Here are the tools I commonly use these days:

  • Co-pilot chat in VS Code: I use it mostly to ask questions about the code base I have open in the editor and for general technical questions regarding the task at hand. Inline chat by highlighting code snippets or adding @workspace as context to the chat works well with my flow. The 50 chat requests/month on the free plan are enough for me. Although it comes with access to both GPT-4o and Claude 3.5 Sonnet models, I'm mostly sticking to GPT-4o here.
  • Cline: This is one of the first VS code extensions I tried for AI-assistance, and I liked it enough to stick with it. There are a few features I enjoy most in Cline:
    • The separation of plan/act modes helps me to mentally track the progress of the task.
    • The pane showing token costs helps to track the API costs in dollars as well as tokens.
    • The diff view clearly shows the proposed changes, so I can approve/disapprove as needed. After the task is completed, I will have a sense of which files of the code base were modified.
  • Claude code: It was somewhat surprising to see a big model provider like Anthropic getting into the application layer by providing an agentic CLI tool for development tasks. I'm sure they have some good reasons to build a CLI tool without going on the IDE extension route like the others. The installation, setting up, and working with it were very smooth. I like that they keep adding new features to it.
  • repomix and llm tool: I use this combination to understand code bases I'm delving into for the first time. I use repomix to first generate an LLM-friendly representation of the code base and then ask LLM to generate an architecture summary of the repo like this: cat repomix-output.xml | llm -m gemini-2.5-pro-exp-03-25 -s 'this file contains all the files in the repository combined into one. provide architectural overview as markdown' | tee architecture.md

Based on the number of input tokens sent to the model, I can clearly see that Cline is a bit more verbose in its prompts than Claude Code. But I guess the additional context helps because I noticed Cline was slightly better when handling complex tasks. So my usage pattern is to first try the task with Claude Code and, if it fails, throw away the generated code to start from scratch with Cline.

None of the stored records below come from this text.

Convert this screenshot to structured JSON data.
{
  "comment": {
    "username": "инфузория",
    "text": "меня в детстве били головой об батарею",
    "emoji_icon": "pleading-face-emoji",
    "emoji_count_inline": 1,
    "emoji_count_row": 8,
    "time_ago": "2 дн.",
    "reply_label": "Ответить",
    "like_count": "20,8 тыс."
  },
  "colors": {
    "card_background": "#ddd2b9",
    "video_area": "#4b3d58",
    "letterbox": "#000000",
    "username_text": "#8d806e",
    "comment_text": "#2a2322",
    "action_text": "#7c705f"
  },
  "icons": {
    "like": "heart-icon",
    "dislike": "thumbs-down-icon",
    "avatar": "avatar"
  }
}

In terms of the models, I've moved from Claude 3.5 to Claude 3.7 Sonnet, and I'm paying for the API tokens as needed. Based on some quick experiments via their web interface, I'm also considering moving to Gemini 2.5 Pro (gemini-2.5-pro-exp-03-25 to be exact) because Google's offering a generous API quota in the free tier for this very capable model.

Tools that I want to start using more:

  • OpenHands: I've heard a lot of good things about it since OpenDevin, but I didn't get the time to try it out.
  • Zed: With me trying out Rust development, I wanted to use Zed for my development with all the hype surrounding it. But I could not get into the flow with it.
  • Warp: Same as with Zed, Warp sounded amazing on paper. But I kept going back to the plain old terminal. I should give this another chance.
  • files-to-prompt: I want to use it instead of repomix, but could not get it to work with UV.
  • Cursor, Windsurf, and others: Cline is working well for me for now, but I should try these out to see what's new with them.
  • Ollama: I'm eager to integrate all my tools with a locally hosted model! Unfortunately, the models I've found so far for my hardware (MacBook Air M3 16GB) haven't quite met my needs for coding tasks. I'm really looking forward to that amazing future. If you have any suggestions for models that would work well for me, I'd love to hear them!

PS: I also use Grammarly Premium. I thought I would include it in dev tools because I write a lot in English while coding (in code comments and documentation, and these days, mostly as prompts to the LLMs). So, grammar and spell checking all of this prose is important.